In combination, the spike at PTL=1 and the dearth of cases with larger ratios show that, as a practical matter, payments are capped at the limits of doctors’ insurance polices. Patients with strong claims, severe injuries, and sizeable damages have a good chance of recovering their doctors’ policy limits, but they have little or no chance of receiving more. This truth is especially prominent in "bad baby" cases, where the policy limits were paid 32% of time but payments above the limits occurred in only 2.4% of the cases. An infant injured by malpractice may need a lifetime of care, but an OB/GYN’s contribution to the cost of that care will equal at most the amount of insurance he or she carries. The parents or society at large will have to bear the remaining cost or the infant will have to do without.
Why can’t injured babies and other deserving patients get full compensation? The most likely reason, I believe, is that no more money is to be had. Not all doctors are rich, and those who are rich—who live in mansions, drive fancy cars, and send their kids to expensive private schools—are protected by state laws, trusts, limited partnerships, and other devices that insulate their assets. One can’t squeeze blood from a stone—or a turnip, as we Texans often say. The rarity of out-of-pocket payments by physicians bears this out. Doctors used personal assets to help resolve malpractice claims in only about one-half of one percent of the cases. We talked with plaintiffs’ attorneys who said they don’t even investigate doctors’ personal assets because they know they can’t reach them.
Because insurance is the sole source of payments for most injured patients, it is important to know how much liability coverage doctors carry.

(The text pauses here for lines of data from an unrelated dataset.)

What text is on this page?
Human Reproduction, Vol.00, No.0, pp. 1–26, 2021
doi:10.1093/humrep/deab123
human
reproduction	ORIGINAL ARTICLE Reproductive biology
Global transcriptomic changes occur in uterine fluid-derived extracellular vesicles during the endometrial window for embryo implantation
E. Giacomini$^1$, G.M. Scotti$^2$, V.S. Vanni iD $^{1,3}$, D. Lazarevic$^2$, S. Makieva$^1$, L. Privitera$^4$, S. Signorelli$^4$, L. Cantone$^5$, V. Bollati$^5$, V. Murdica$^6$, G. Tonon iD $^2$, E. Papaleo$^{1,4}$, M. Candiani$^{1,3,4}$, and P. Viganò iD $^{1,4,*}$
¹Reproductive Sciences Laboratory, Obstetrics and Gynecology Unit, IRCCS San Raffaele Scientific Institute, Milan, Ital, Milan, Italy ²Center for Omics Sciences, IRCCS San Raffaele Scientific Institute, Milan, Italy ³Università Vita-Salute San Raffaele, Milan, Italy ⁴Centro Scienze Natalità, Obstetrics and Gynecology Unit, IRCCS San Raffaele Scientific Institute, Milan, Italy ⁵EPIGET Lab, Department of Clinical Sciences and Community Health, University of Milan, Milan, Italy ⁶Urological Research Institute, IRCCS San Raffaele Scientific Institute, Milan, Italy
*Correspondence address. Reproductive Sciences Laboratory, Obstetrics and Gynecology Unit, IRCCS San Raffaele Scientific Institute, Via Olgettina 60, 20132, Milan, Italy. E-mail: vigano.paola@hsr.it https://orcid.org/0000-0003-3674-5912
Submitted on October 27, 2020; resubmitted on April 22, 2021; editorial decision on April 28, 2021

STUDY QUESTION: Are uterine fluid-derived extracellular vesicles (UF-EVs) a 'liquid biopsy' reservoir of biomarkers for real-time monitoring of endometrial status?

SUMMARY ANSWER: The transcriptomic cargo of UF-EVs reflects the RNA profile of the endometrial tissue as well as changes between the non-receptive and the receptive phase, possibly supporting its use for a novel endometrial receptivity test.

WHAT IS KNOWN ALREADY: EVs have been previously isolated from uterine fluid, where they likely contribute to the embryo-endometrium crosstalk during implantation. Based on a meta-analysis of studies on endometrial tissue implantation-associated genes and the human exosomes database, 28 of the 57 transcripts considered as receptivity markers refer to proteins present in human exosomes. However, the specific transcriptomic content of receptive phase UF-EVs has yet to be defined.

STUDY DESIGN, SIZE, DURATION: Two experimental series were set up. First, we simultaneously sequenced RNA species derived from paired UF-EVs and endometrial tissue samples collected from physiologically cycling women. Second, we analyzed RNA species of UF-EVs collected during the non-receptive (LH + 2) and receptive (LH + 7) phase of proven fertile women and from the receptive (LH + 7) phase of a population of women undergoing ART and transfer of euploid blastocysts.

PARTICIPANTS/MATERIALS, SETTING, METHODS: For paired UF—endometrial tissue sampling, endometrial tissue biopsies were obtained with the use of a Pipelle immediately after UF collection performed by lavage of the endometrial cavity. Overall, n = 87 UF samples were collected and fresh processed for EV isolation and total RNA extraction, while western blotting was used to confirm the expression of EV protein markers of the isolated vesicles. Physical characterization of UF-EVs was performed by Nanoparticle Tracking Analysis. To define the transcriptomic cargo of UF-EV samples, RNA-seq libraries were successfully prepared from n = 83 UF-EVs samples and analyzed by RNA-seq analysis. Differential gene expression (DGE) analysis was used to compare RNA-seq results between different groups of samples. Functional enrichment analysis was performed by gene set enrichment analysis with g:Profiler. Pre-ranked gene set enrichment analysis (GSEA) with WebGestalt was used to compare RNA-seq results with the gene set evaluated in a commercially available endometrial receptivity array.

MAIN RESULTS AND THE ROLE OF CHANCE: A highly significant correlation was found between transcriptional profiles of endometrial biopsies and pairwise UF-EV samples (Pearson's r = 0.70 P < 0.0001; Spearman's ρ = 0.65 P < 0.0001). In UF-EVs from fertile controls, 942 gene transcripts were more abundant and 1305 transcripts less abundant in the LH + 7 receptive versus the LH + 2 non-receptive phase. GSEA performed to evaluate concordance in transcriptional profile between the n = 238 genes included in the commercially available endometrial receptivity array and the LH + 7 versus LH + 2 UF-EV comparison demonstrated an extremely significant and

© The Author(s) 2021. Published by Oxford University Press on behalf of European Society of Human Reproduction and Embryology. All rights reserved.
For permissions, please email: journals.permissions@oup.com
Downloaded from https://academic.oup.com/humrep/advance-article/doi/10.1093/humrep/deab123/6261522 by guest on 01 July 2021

The conventional wisdom is that most physicians have $1 million in coverage. Medicare takes this mantra so seriously that it bases payments to physicians partly on premiums tied to policies of this size. In fact, most Texas physicians carried much less insurance. In our dataset, the median nominal policy limit was $500,000. 32% of the closed claim reports indicated that the doctor carried $200,000 (nominal) or less in coverage. Surprisingly, doctors who treated newborns carried less insurance than others, even though "bad baby" cases are thought to present the most serious financial risks.
We also found that, over time, the real amount of insurance available to cover patients’ losses shrank by about 30% in inflation-adjusted dollars. When stumping for tort reform, doctors told the world they faced rising malpractice exposure because jury verdicts were skyrocketing. Yet, they didn’t buy larger liability policies. Evidently, they didn’t think they needed them. And they were right. Doctors’ personal assets remained well protected even though they carried less real insurance coverage.
In reality, then, damages caps have existed for decades. They may always have been in place. The caps stem from asset protection laws, the limits on doctors’ insurance policies, and the economics of contingent fee litigation, which make it impracticable for plaintiffs’ attorneys to go after doctors’ personal wealth. These caps are hard. They apply to all elements of plaintiffs’ recoveries, including their economic losses, and they are rarely exceeded.
If people in our society focused on things that mattered, the debate over damages caps would end immediately. We already have them. Replacing it would be a debate over the amount of liability insurance doctors ought to carry and the possibility of creating other means of defraying injured patients’ losses. Many states, including Texas, have neither financial responsibility laws nor patient protection funds. In these states, doctors can carry as little insurance as they want. As seen, they often buy policies that are small. Although doctors complain mightily about malpractice insurance premiums, patients, their families, their first-party health insurers, and society at large absorb much or most of the burden of malpractice. An important question, rarely discussed, is whether health care providers and their liability insurers shoulder as large a fraction of the costs of medical malpractice as they should.